To a large degree, the federal government, in addition to the commercial sector, has led the way in the use of electronic procurement solutions. The Clinton administration, as part of its program to streamline government processes and reduce inefficiencies, mandated the adoption of an electronic commerce system for federal procurements. The GE Information Services (GEIS) Bid Board and CACI's Quickbid service have both demonstrated the merits of electronic procurement solutions and services.

In fact, a 1995 G2 Research study revealed that 60 percent of state procurement offices surveyed have implemented or evaluated electronic procurement solutions or are planning to do so over the next year. The common components of their electronic procurement solutions include the Internet, electronic bulletin boards, and electronic data interchange (EDI). EDI, in particular, holds promise for state procurement offices seeking to streamline the purchasing process. EDI enables the transmission of transaction-oriented business information in a format that allows direct importation of the data into a computer system.

This year, Indiana piloted an electronic procurement solution using an EDI-based system developed by Advanced Procurement Systems (APS). Ameritech and GEIS are also working on aspects of the pilot. The Indiana Bid Board currently has more than 220 vendors utilizing the system which is testing the purchase of goods and services valued from $5,000 to $25,000. The APS software is being leased to any vendor interested in doing business electronically with the state, according to David Gragan, director of procurement for Indiana. "The vendors will find it more convenient and efficient to hit the send button on a PC when responding to a procurement request than putting together a bid package and FedExing it to Indianapolis," he said.

The potential value of an electronic procurement solution in saving time and reducing the operating cost of a procurement office can be seen by comparing the electronic and manual processes. For example, in Indiana, a buyer at the state procurement office reviews an agency procurement requisition and decides on an appropriate purchasing method, which could be a formal bid process involving print advertising and mail or courier response. The entire manual approval, bidding and evaluation process can take time.

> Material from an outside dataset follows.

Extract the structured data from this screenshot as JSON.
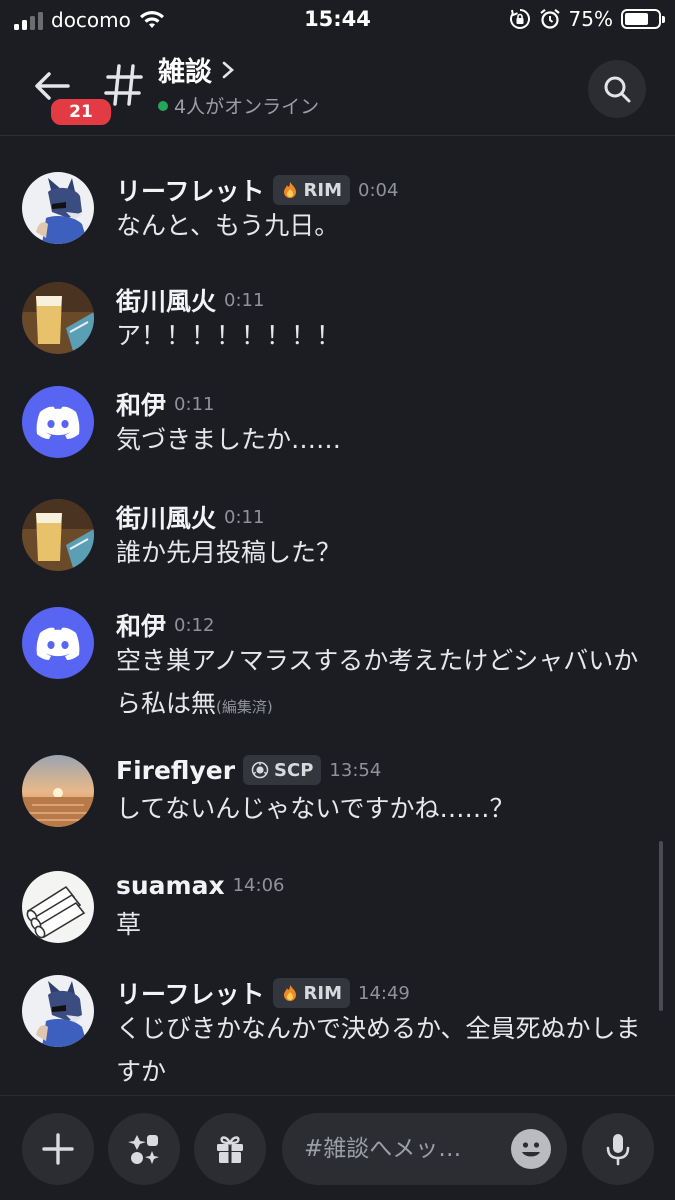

In contrast to the manual procurement process, the execution of an electronic procurement is significantly faster. Using the Indiana system, the procurement office is able to electronically post a request for quotation to the Indiana Bid Board, where it can be reviewed by interested vendors. Vendors are able to enter quotations and transmit them to the Bid Board where they are electronically locked until the bid due date. After the bids are evaluated and the contract awarded, the procurement office transmits a purchase order to the winning bidder, while information on the winning bid, including pricing, is posted to the Bid Board.

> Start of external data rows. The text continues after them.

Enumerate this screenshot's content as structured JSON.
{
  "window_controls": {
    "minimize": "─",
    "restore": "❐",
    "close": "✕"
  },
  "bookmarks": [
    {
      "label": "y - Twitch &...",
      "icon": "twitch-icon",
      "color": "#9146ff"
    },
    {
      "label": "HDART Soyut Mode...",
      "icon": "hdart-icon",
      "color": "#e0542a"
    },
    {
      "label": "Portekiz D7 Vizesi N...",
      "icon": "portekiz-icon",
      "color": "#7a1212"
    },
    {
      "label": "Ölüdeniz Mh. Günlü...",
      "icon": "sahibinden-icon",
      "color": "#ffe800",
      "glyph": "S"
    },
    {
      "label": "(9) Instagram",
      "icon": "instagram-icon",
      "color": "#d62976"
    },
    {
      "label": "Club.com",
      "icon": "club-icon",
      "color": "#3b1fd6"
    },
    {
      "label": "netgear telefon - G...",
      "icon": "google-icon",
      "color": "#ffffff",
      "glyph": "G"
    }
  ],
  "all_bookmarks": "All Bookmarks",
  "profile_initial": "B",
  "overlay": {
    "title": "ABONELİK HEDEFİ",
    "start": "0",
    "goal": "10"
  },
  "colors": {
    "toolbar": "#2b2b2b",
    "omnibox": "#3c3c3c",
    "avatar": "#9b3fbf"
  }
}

An electronic procurement solution such as Indiana's provides a variety of benefits to both governments and their trading partners. The primary benefits for governments using electronic procurement solutions include:

Cost savings on goods and services -- Procurement information available electronically results in lower costs for procurement offices. Agencies using electronic procurement systems are able to involve larger numbers of vendors without significant increases in workload. This can increase vendor competition for government business and may consequently lower vendors' prices. Cost savings can also be achieved through improved inventory management.

Reduced administrative requirements -- Purchasing departments are able to cut down on time-intensive administrative operations, including processing vendor bids, preparing the hardcopy paperwork necessary for RFPs, and maintaining hardcopy information about the thousands of products available to government agencies.

Reduced data entry -- Information received electronically from a trading partner can be exported to a business application without any need for manual data entry. The result is not only faster transaction speeds, but the elimination of potential errors in subsequent data entry.